# A convergent series implies two split convergent series

Consider the series $$\sum_{n=0}^{\infty}\left ( \frac{1}{n+1}-\frac{1}{z+n} \right )\tag{1}$$ It converges for all $z\notin \{0\}\cup \mathbb{Z}^-$. Does it imply, that $$\sum_{n=0}^{\infty}\frac{1}{n+1} - \sum_{n=0}^{\infty}\frac{1}{z+n}$$ converges on that domain, even though each series diverges? Let us look at one example. Inserting $z=1/2$, the sum $(1)$ will be $-\log 4$, according to WolframAlpha. But is it true that $$-\log 4=\sum_{n=0}^{\infty}\frac{1}{n+1} - \sum_{n=0}^{\infty}\frac{1}{\frac{1}{2}+n}?$$ I can not check it the right side on WolframAlpha or Maple. I recall that if two series converge, then combining it into one sum also converges. But I do not know if it holds conversely in general. Another similar question is, if two series are divergent, is the combined series divergent too? (I would answer no, not necessarily).

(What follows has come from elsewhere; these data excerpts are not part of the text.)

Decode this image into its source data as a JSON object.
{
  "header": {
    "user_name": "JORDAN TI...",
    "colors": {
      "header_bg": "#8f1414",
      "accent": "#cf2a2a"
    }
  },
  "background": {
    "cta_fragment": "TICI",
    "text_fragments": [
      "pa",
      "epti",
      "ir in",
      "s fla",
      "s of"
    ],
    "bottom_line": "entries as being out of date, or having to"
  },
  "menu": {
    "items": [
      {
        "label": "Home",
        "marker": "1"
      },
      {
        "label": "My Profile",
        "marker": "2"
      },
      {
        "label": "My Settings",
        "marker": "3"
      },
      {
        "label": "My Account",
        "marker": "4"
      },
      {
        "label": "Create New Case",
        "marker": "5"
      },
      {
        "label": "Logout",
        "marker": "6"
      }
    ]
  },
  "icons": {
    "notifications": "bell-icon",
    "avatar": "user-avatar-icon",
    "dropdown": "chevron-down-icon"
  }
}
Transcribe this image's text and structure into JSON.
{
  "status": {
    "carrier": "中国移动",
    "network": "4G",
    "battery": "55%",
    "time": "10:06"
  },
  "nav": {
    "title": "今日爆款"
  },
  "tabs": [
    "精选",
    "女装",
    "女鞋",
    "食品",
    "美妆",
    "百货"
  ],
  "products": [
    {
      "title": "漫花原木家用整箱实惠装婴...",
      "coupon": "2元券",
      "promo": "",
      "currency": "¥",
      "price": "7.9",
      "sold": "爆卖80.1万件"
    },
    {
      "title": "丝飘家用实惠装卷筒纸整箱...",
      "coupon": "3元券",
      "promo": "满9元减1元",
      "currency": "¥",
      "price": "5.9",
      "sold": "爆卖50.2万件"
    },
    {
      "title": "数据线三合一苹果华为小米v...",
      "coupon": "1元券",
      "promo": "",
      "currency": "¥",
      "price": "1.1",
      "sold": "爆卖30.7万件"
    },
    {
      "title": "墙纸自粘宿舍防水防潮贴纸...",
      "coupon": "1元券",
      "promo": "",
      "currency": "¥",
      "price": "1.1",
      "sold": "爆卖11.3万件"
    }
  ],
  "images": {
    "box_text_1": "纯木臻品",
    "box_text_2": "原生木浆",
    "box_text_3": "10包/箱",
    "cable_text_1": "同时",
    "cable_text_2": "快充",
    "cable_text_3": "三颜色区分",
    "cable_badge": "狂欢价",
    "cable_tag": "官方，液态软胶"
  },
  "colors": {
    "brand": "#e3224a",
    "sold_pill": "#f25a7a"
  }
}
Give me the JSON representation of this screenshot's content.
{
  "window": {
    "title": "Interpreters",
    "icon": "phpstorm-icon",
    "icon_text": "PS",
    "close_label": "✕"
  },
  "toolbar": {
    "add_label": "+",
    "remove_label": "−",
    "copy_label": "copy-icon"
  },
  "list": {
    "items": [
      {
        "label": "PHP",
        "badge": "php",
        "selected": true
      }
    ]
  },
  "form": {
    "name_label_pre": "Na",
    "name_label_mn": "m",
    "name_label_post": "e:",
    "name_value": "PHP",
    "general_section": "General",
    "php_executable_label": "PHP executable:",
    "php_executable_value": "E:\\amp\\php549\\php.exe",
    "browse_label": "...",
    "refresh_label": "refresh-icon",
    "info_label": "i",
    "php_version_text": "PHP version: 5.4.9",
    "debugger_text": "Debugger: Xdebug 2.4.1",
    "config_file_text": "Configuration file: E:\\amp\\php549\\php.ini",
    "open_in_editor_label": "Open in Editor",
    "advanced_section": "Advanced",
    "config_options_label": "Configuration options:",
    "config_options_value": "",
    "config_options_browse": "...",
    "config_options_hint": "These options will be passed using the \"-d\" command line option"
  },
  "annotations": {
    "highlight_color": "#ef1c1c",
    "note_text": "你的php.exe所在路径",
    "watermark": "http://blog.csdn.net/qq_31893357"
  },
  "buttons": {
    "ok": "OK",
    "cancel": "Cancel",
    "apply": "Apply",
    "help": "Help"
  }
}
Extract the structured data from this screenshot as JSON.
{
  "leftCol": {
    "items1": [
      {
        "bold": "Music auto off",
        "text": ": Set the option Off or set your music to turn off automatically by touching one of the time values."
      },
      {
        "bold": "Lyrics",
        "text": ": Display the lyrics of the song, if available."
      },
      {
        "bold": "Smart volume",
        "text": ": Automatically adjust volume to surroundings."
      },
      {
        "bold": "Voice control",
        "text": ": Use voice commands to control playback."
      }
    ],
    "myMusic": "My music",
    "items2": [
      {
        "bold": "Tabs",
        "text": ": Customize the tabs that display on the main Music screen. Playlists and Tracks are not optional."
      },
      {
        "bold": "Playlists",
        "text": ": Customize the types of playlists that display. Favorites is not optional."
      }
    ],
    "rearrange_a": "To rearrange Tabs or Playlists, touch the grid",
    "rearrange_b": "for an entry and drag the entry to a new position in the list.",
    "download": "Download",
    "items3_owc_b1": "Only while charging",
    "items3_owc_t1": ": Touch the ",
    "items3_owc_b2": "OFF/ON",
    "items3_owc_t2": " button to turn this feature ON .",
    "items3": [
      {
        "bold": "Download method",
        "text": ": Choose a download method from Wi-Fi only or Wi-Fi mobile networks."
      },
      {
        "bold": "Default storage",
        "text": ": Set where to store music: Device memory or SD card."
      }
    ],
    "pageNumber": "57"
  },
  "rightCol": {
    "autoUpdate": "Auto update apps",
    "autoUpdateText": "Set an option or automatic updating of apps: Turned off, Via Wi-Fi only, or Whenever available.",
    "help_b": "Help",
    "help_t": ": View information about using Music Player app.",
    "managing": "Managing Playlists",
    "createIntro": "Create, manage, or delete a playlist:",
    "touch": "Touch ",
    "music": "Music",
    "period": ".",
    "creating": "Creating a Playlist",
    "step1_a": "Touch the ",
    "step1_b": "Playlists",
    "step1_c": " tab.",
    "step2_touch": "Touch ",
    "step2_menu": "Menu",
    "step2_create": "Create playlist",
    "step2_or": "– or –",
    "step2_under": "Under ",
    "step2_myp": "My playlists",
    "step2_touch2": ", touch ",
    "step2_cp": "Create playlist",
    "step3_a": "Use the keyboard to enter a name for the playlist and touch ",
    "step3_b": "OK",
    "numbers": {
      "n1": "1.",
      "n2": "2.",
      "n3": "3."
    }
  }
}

• What if I do $\sum (n - n)$? Surely $\sum n$ doesn't converge. Jun 21 '16 at 1:23
• @Nameless Well, it's true. So there is only one way to talk about convergence, that is, if two series are convergent, then the combined series is convergent too, but not conversely, and it will never happen? Jun 21 '16 at 1:29
• "I can not check it the right side on WolframAlpha or Maple." Wait, you "cannot check" whether the series $\sum\limits_{n=0}^{\infty}\frac{1}{n+1}$ and $\sum\limits_{n=0}^{\infty}\frac{1}{\frac{1}{2}+n}$ converge or diverge?
– Did
Jun 21 '16 at 4:52

$$S_1=\sum_{n=0}^{p} \frac{1}{n+1}=\psi (p+2)+\gamma=H_{p+1}$$ $$S_2=\sum_{n=0}^{p}\frac{1}{n+z}=\psi (p+z+1)-\psi(z)$$ Now, considering the asymptotics for large values of $p$ $$S_1-S_2=(\psi (z)+\gamma )+\frac{1-z}{p}+\frac{z^2+z-2}{2 p^2}+O\left(\frac{1}{p^3}\right)$$ which make $$\sum_{n=0}^{\infty}\left ( \frac{1}{n+1}-\frac{1}{z+n} \right )=\psi (z)+\gamma$$ You will find here some special values of the digamma function.